Unusually, the mountain is commonly known as "Špik" rather than "Spitze" in Austria; this is because the toponym is not a Slavicized version of an original German name, but rather an archaic dialectical Slovene borrowing of the German common noun that was then independently applied to the mountain.

==Mountaineering==
The two normal routes both start in the Krnica valley, and merge under the summit. The first transits the summit of Lipnica, while the other runs along the Kačji Graben ridge. The former has a few easy sections with fixed cables, while the latter is just a steep walk up. Both are snow-free in summer months. Ascent time from the valley to the summit is approximately five hours.

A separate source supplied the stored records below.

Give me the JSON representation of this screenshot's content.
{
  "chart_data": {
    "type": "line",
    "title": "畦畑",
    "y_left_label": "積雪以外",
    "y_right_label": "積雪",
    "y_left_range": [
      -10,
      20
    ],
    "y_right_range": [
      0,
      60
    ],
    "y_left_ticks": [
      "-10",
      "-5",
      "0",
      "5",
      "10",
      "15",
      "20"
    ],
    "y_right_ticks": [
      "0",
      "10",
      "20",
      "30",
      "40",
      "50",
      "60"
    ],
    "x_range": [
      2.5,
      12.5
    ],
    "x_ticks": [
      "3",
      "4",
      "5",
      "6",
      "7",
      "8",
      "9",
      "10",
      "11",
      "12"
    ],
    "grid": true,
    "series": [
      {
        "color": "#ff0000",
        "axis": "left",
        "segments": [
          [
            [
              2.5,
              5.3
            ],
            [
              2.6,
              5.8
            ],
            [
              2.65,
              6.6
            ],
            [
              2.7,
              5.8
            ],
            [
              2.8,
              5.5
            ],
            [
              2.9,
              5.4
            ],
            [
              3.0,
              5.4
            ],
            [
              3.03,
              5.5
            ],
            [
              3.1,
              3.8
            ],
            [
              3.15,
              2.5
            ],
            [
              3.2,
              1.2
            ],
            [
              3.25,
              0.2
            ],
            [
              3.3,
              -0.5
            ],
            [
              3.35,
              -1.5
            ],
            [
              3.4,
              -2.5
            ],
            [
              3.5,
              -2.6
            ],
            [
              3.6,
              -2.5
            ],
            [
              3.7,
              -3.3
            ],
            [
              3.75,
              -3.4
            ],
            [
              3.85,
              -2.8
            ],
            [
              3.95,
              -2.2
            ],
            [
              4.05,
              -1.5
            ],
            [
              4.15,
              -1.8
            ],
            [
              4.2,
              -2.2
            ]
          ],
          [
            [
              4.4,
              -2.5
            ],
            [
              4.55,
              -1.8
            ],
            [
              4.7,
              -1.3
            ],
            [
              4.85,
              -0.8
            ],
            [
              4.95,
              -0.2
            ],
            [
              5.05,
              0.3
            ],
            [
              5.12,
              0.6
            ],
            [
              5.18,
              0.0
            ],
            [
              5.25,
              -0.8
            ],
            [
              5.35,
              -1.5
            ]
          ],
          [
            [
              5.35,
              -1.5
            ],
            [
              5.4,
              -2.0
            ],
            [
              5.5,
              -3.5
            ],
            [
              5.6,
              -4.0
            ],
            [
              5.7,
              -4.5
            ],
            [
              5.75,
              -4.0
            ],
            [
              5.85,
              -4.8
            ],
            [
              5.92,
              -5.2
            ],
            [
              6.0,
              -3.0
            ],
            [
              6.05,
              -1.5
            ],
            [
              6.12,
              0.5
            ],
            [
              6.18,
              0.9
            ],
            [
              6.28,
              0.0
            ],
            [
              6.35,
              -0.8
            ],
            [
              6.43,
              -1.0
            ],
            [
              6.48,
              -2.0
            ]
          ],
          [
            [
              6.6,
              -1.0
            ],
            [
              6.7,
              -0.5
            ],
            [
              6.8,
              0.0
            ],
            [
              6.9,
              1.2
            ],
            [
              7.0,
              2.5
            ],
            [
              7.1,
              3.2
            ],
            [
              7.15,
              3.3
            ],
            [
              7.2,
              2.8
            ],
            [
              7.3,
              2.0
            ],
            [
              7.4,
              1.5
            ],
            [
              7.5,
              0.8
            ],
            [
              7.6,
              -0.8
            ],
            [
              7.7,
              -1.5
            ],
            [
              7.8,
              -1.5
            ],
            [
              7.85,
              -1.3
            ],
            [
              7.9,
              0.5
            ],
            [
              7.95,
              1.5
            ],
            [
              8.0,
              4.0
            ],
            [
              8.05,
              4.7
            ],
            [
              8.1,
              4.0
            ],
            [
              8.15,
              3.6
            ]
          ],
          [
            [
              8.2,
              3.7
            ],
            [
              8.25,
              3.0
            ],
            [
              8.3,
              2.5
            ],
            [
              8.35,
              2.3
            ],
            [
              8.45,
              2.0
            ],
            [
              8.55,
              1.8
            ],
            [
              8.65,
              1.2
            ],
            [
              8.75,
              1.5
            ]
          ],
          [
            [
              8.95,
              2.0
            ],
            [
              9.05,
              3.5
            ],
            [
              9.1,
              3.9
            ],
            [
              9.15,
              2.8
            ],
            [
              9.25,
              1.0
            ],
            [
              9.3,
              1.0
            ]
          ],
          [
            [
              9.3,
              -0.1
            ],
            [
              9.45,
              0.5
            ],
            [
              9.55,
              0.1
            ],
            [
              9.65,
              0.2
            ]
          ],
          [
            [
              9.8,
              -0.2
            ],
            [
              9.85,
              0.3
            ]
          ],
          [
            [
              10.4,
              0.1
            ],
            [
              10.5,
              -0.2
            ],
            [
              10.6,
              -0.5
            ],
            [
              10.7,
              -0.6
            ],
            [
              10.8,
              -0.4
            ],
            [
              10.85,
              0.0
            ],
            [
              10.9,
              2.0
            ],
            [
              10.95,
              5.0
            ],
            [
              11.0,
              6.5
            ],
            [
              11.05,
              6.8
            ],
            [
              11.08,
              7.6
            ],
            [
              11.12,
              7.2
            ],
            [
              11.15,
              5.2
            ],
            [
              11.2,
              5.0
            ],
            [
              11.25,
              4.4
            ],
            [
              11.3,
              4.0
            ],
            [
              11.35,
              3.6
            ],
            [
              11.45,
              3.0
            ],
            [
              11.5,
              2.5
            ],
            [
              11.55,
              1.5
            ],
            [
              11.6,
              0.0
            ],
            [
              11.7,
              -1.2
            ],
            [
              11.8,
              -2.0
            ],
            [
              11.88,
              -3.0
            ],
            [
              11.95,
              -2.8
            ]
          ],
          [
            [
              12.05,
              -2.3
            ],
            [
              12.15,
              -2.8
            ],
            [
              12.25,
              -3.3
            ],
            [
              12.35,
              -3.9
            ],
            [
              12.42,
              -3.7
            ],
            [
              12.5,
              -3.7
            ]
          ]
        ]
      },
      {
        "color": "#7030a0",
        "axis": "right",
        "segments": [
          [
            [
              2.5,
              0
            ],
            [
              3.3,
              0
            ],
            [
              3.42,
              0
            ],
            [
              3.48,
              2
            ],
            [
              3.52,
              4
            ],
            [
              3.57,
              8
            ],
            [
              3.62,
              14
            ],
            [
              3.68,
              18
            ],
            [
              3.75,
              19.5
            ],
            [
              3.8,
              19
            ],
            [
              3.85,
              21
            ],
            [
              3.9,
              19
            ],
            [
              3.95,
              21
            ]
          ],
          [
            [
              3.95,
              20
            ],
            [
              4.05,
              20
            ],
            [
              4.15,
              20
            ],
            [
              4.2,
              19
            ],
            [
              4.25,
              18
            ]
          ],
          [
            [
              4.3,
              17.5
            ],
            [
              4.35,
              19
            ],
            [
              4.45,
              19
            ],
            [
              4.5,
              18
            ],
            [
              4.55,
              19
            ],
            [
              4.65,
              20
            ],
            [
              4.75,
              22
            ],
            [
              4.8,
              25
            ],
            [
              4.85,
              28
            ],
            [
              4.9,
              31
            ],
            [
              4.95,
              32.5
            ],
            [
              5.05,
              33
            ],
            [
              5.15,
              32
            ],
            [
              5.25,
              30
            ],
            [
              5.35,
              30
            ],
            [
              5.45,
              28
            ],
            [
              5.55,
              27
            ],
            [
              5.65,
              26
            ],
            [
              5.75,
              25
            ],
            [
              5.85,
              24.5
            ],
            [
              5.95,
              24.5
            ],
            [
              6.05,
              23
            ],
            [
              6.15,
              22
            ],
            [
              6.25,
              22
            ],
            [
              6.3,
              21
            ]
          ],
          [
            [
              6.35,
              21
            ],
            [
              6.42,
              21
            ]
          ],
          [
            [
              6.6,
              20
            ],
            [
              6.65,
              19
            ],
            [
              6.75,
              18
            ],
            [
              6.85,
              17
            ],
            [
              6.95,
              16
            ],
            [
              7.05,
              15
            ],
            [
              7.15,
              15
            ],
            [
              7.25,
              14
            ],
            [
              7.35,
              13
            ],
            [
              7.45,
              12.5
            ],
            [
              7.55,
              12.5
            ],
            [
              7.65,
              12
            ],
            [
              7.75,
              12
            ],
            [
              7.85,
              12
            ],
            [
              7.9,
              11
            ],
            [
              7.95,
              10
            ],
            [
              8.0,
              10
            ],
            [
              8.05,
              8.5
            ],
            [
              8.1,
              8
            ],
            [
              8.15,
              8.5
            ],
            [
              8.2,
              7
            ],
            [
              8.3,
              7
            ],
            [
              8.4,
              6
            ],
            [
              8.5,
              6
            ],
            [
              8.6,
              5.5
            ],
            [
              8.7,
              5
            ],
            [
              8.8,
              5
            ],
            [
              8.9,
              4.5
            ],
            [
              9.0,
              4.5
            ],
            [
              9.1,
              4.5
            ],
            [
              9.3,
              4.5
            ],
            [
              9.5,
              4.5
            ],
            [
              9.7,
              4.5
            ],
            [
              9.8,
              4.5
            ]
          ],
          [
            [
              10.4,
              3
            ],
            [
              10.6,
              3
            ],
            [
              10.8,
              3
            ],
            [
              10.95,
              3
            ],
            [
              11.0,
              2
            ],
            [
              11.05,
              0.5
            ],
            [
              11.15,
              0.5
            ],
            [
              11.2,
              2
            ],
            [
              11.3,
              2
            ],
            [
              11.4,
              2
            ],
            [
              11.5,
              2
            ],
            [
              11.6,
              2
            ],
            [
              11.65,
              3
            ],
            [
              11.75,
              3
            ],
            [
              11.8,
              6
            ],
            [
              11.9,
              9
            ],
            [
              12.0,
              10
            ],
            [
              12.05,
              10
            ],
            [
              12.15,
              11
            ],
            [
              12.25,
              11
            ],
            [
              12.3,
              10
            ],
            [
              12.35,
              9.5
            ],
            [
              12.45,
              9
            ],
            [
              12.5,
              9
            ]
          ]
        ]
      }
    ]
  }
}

There are a number of mountain lodges around the heavily-trafficked Vrsič Pass nearby, but the chalet nearest to the start of the Špik routes is at Krnica (1113 m), 1304 m below the mountain's summit.

The settlement of Gozd–Martuljek lies directly below the imposing northern face of Špik, and is known for its views of its namesake triangular summit.

==History==
In May 1952, a mountaineering accident on the northern face of Špik resulted in the deaths of five young mountaineers from Slovenska Bistrica, aged between 21 and 25.